Score-based generative models (SGMs) are a family of generative models which achieve state-of-the-art performance for generating audio and image data [Soh+15; HJA20; DN21; Kin+21; Son+21a; Son+21b; VKK21]; see, e.g., the recent surveys [Cao+22; Cro+22; Yan+22]. One notable example of an SGM are denoising diffusion probabilistic models (DDPMs) [Soh+15; HJA20], which are a key component in largescale generative models such as DALL E 2 [Ram+22]. As the importance of SGMs continues to grow due to newfound applications in commercial domains, it is a pressing question of both practical and theoretical concern to understand the mathematical underpinnings which explain their startling empirical successes. As we explain in more detail in Section 2, at their mathematical core, SGMs consist of two stochastic processes, which we call the forward process and the reverse process.
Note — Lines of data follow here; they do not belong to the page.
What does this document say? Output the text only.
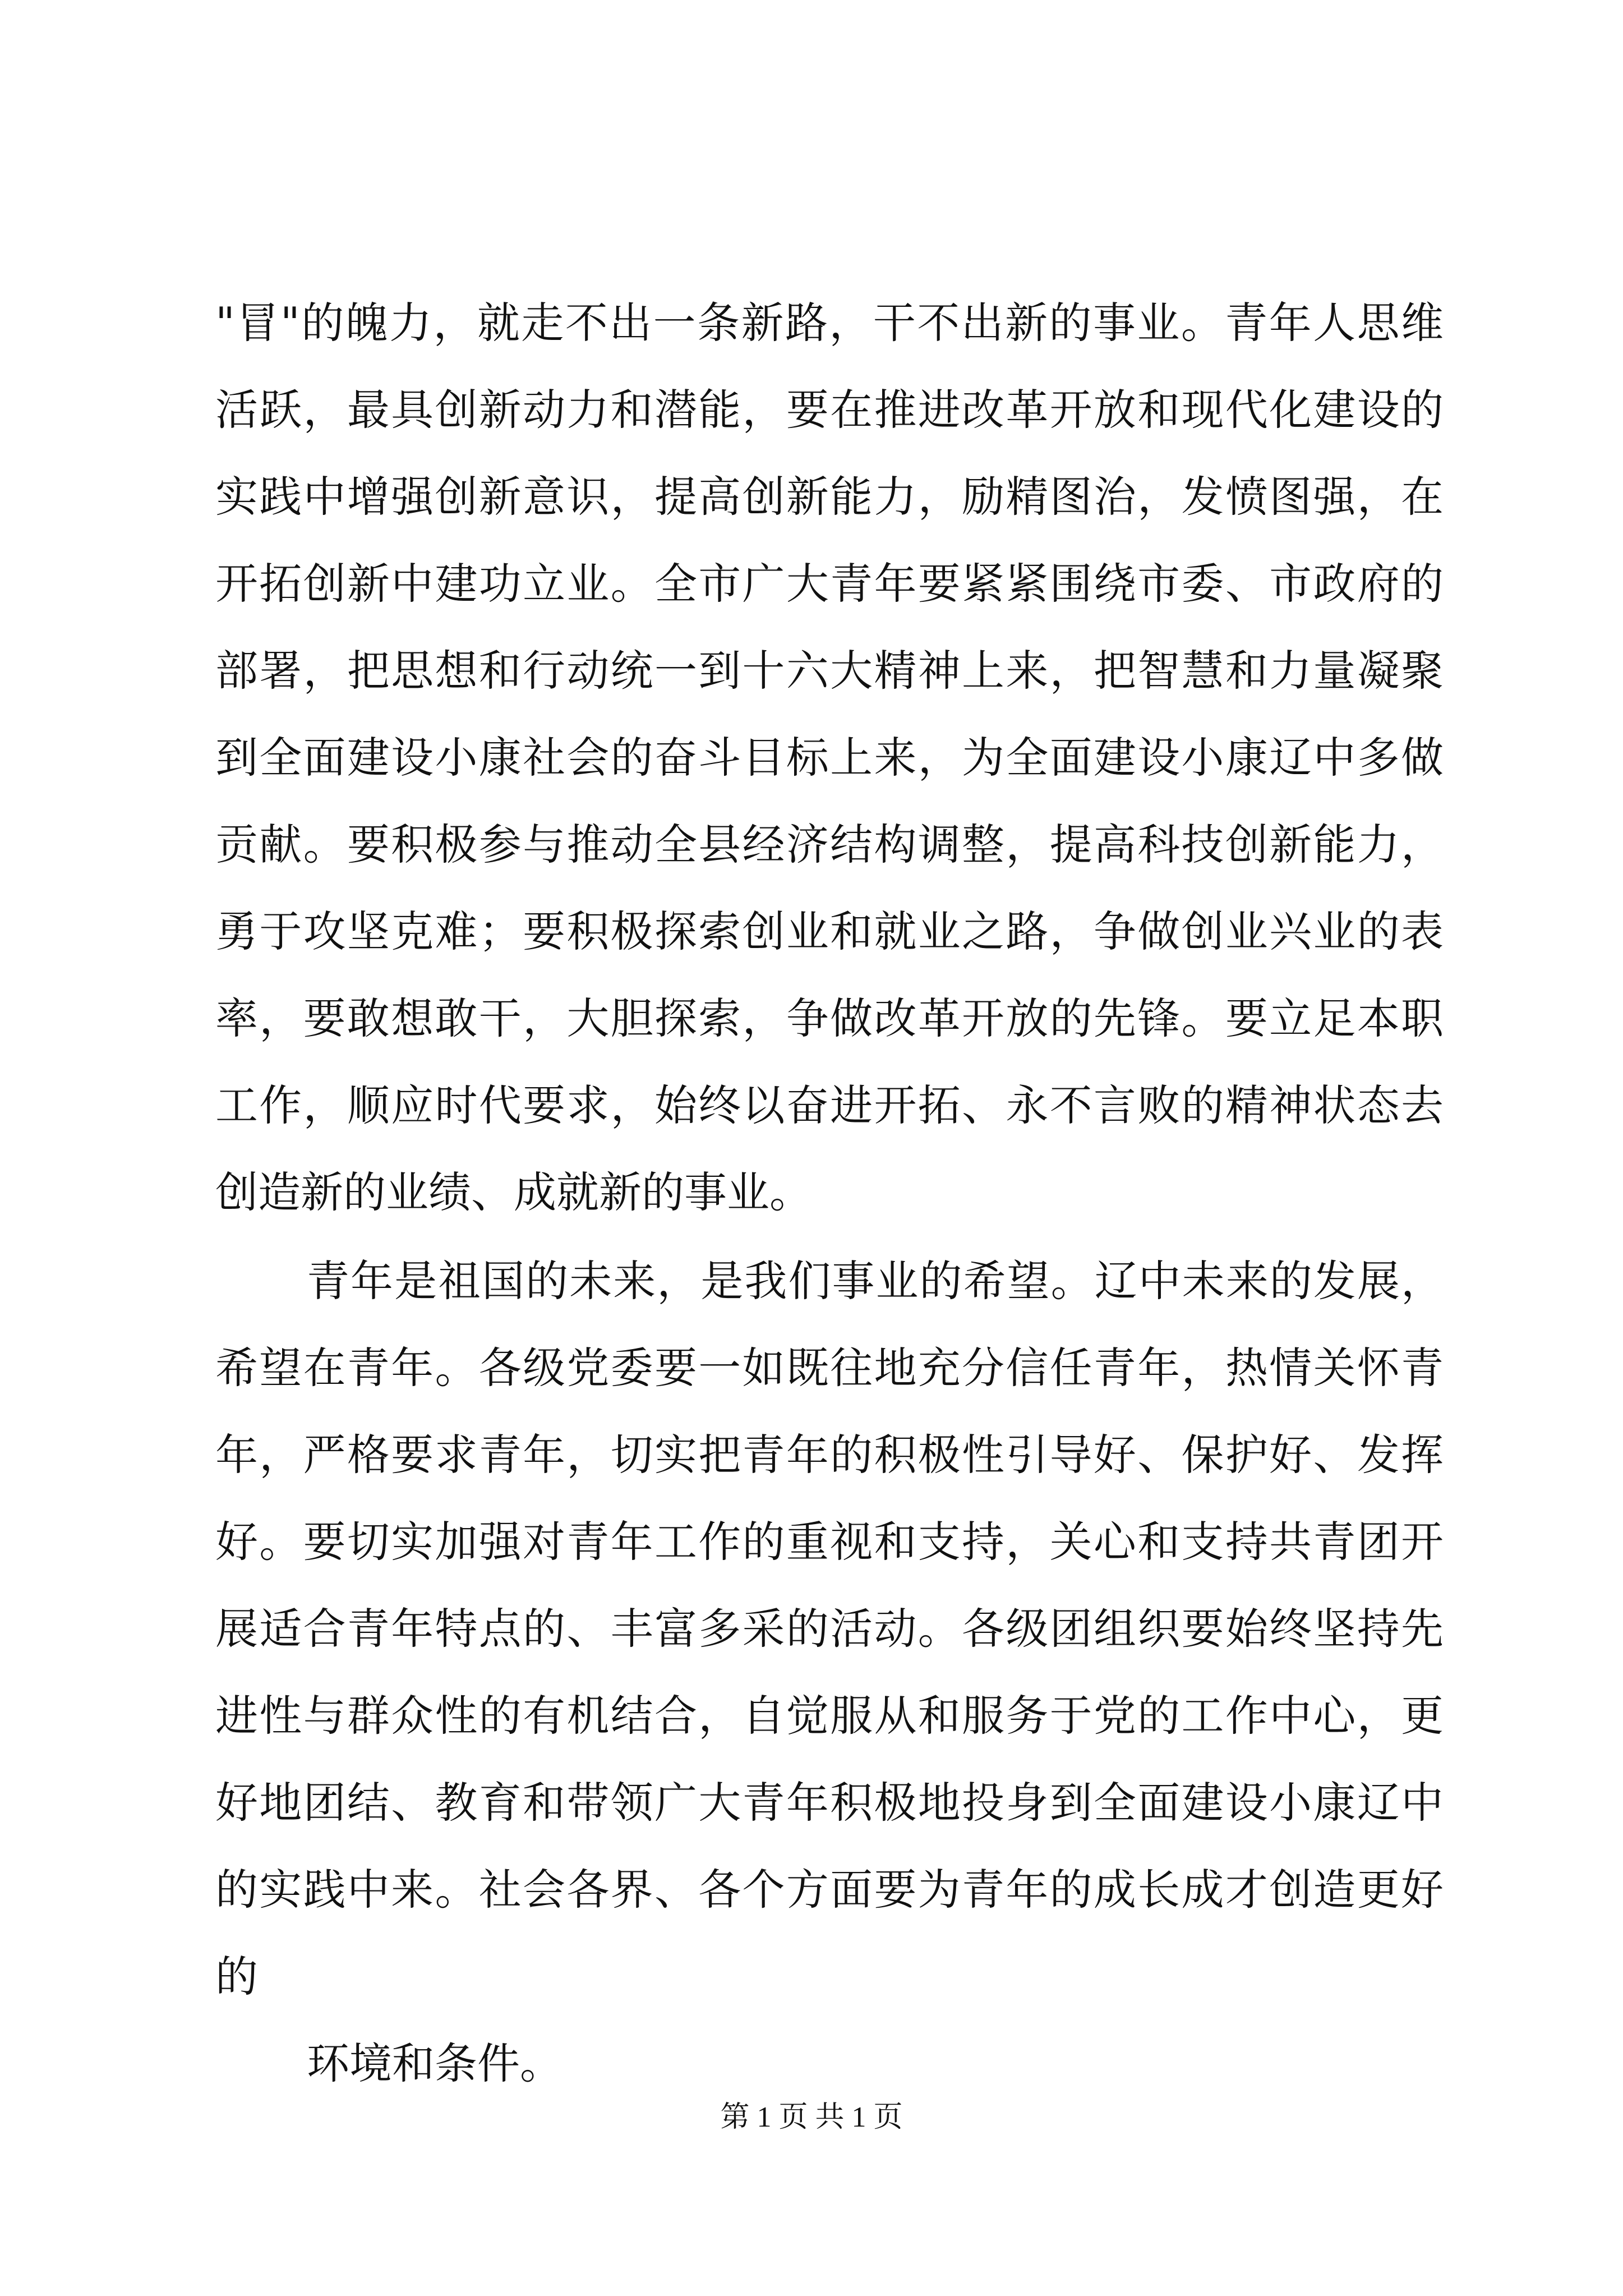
"冒"的魄力，就走不出一条新路，干不出新的事业。青年人思维
活跃，最具创新动力和潜能，要在推进改革开放和现代化建设的
实践中增强创新意识，提高创新能力，励精图治，发愤图强，在
开拓创新中建功立业。全市广大青年要紧紧围绕市委、市政府的
部署，把思想和行动统一到十六大精神上来，把智慧和力量凝聚
到全面建设小康社会的奋斗目标上来，为全面建设小康辽中多做
贡献。要积极参与推动全县经济结构调整，提高科技创新能力，
勇于攻坚克难；要积极探索创业和就业之路，争做创业兴业的表
率，要敢想敢干，大胆探索，争做改革开放的先锋。要立足本职
工作，顺应时代要求，始终以奋进开拓、永不言败的精神状态去
创造新的业绩、成就新的事业。
青年是祖国的未来，是我们事业的希望。辽中未来的发展，
希望在青年。各级党委要一如既往地充分信任青年，热情关怀青
年，严格要求青年，切实把青年的积极性引导好、保护好、发挥
好。要切实加强对青年工作的重视和支持，关心和支持共青团开
展适合青年特点的、丰富多采的活动。各级团组织要始终坚持先
进性与群众性的有机结合，自觉服从和服务于党的工作中心，更
好地团结、教育和带领广大青年积极地投身到全面建设小康辽中
的实践中来。社会各界、各个方面要为青年的成长成才创造更好
的
环境和条件。
第 1 页 共 1 页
The forward process transforms samples from a data distribution q (e.g., natural images) into pure noise, whereas the reverse process transforms pure noise into samples from q, hence performing generative modeling. Implementation of the reverse process requires estimation of the score function of the law of the forward process, which is typically accomplished by training neural networks on a score matching objective [Hyv05; Vin11; SE19]. Providing precise guarantees for estimation of the score function is difficult, as it requires an understanding of the non-convex training dynamics of neural network optimization that is currently out of reach. However, given the empirical success of neural networks on the score estimation task, a natural and important question is whether or not accurate score estimation implies that SGMs provably converge to the true data distribution in realistic settings.